# Proper Solid Stain Application for Cedar Siding



## yournamehere (Nov 12, 2013)

Hi All,
I'm new here and have found a wealth of info in the past, so thank you. 

I'm currently working on a project where I'm looking for advice on working with pre-primed Western Red cedar (WRC) beveled siding for the first time. Typically I'd work with bare (dry) WRC , apply a coat of tannin-blocking primer and apply two top coats of solid stain. I've been told by the lumbar supplier that the siding was delivered with an oil base with an acrylic top coat. Given that well below 50 here in the Northeast, I cannot apply the final coat of solid stain if the siding is install now. So, I planned on applying the final finish in a heated space with applying stain to all sides. Is this overkill, or should I have the installer put up the siding and wait until the Spring? I've always been advised to apply two finish coats on all sides of the cedar before installation. Is an oil base with acrylic top coat going to keep backside of the cedar properly protected?


----------



## PressurePros (May 6, 2007)

The backside is plenty protected with an oil base and acrylic topcoat. That will last forever with no exposure to elements. Go ahead with the installation. Use a pure acrylic/water borne for the final topcoat.


----------



## yournamehere (Nov 12, 2013)

Thanks for the advice. Any recommendations for prepping for the final top coat in the Spring?


----------



## PressurePros (May 6, 2007)

yournamehere said:


> Thanks for the advice. Any recommendations for prepping for the final top coat in the Spring?


Bleach wash to make sure you have no mold and remove any surface dirt. Look for something called a downstreamer to get the bleach onto the house. You can add a little dish soap for suds and cling.


----------



## Damon T (Nov 22, 2008)

This way your nail heads will get coated too. 
And you can caulk as needed and cover with stain in the spring.


----------



## ridesarize (Jun 19, 2012)

If the siding has primer and factory topcoat of different color or feels dry or chalky, then double coat outside of boards after installation. Just my opinion. You would use large stain brush to backbrush, no?


----------



## yournamehere (Nov 12, 2013)

PressurePros said:


> The backside is plenty protected with an oil base and acrylic topcoat.

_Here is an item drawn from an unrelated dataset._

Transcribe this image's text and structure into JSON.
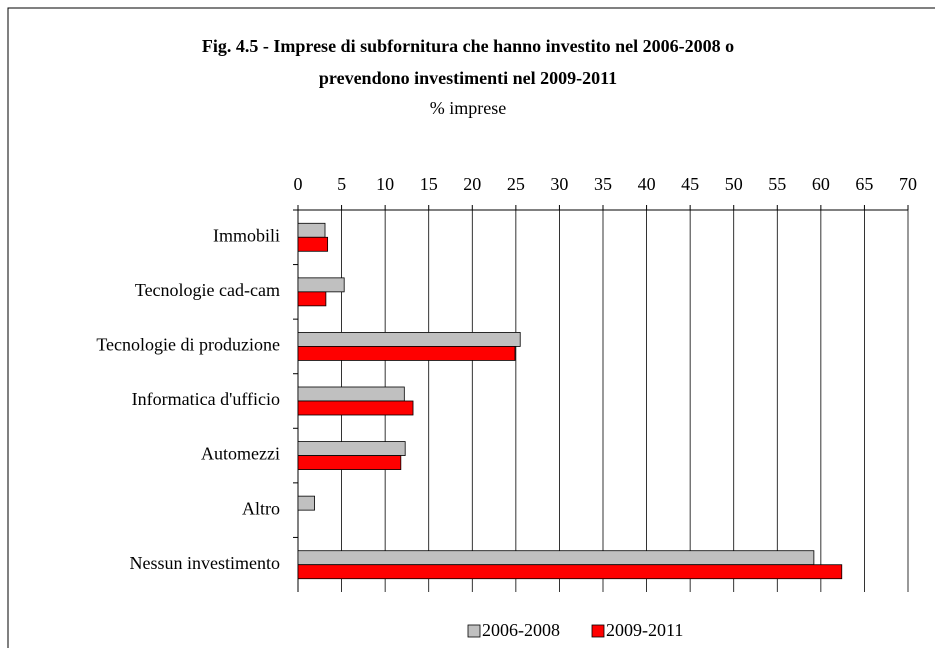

That will last forever with no exposure to elements. Go ahead with the installation. Use a pure acrylic/water borne for the final topcoat.


What if the backside only has primer? Just found out from the supplier that this is the case. Only the frontside has a top coat of acrylic.


----------



## yournamehere (Nov 12, 2013)

ridesarize said:


> If the siding has primer and factory topcoat of different color or feels dry or chalky, then double coat outside of boards after installation. Just my opinion. You would use large stain brush to backbrush, no?


What is the concern if it is dry and chalky?

I've got a 3in Purdy XL and a 4in Wooster brush.


----------



## PressurePros (May 6, 2007)

yournamehere said:


> What if the backside only has primer? Just found out from the supplier that this is the case. Only the frontside has a top coat of acrylic.


I still say it would be fine. I am not a fan of coating all sides of wood. If not exposed to sun or weather directly, there are not enough benefits to make the time and labor investment worthwhile. In some cases i could argue that it is actually detrimental.


----------



## slinger58 (Feb 11, 2013)

PressurePros said:


> I still say it would be fine. I am not a fan of coating all sides of wood. If not exposed to sun or weather directly, there are not enough benefits to make the time and labor investment worthwhile. In some cases i could argue that it is actually detrimental.


Just curious, when would it be detrimental?


----------



## straight_lines (Oct 17, 2007)

Its always been traditional to back prime exterior wood, sometimes even double coat it or dipping if its shakes was the preferred system. 

I have seen houses with really tough coastal exposures still holding up well after many years done like this. In fact the houses built during that time its the nails that will ruin the finish first.


----------



## DeanV (Apr 18, 2007)

U.S. Forestry studies say to back prime as well.


----------



## Damon T (Nov 22, 2008)

Yup. But even if it's just back primed youre ahead of the game. You'll be golden.


----------



## yournamehere (Nov 12, 2013)

Thanks for the feedback everyone.


----------



## NACE (May 16, 2008)

Back priming has been a prep standard for years. It creates dimensional stability in wood. Dimensional stability is a measurable coefficient of expansion and contraction on a given species of wood that will determine the length of time a coating system will last. If wood is kiln dried to 8-12 % MC, then coating all six sides will maintain that MC and minimize expansion and contraction across the grain. 

Back in the OLD days we would back prime cedar clapboard with aluminum paint or long oil primers. Felt was used as a house wrap and tended to cause condensation on the back of boards which increased the stress on the outside paint. 

These days with much greater ring orientation and fast growth tress in addition to Tyvek type wraps, pre-priming is even more critical for coating systems long term success. 

My mentor and Swedish apprentice who was a VERY critical perfectionist always bought his claps "from the North Side of the Saco River." "Don't give me that faster growing crap from the south side, I don't want to see any growth rings."

That is how he ordered lumber. We back primed them in the barn, stacked them on racks, and Installed them in the spring. Don't see that anymore.

Sent from my iPhone using PaintTalk


----------



## Damon T (Nov 22, 2008)

Yup you sure don't see that anymore!


----------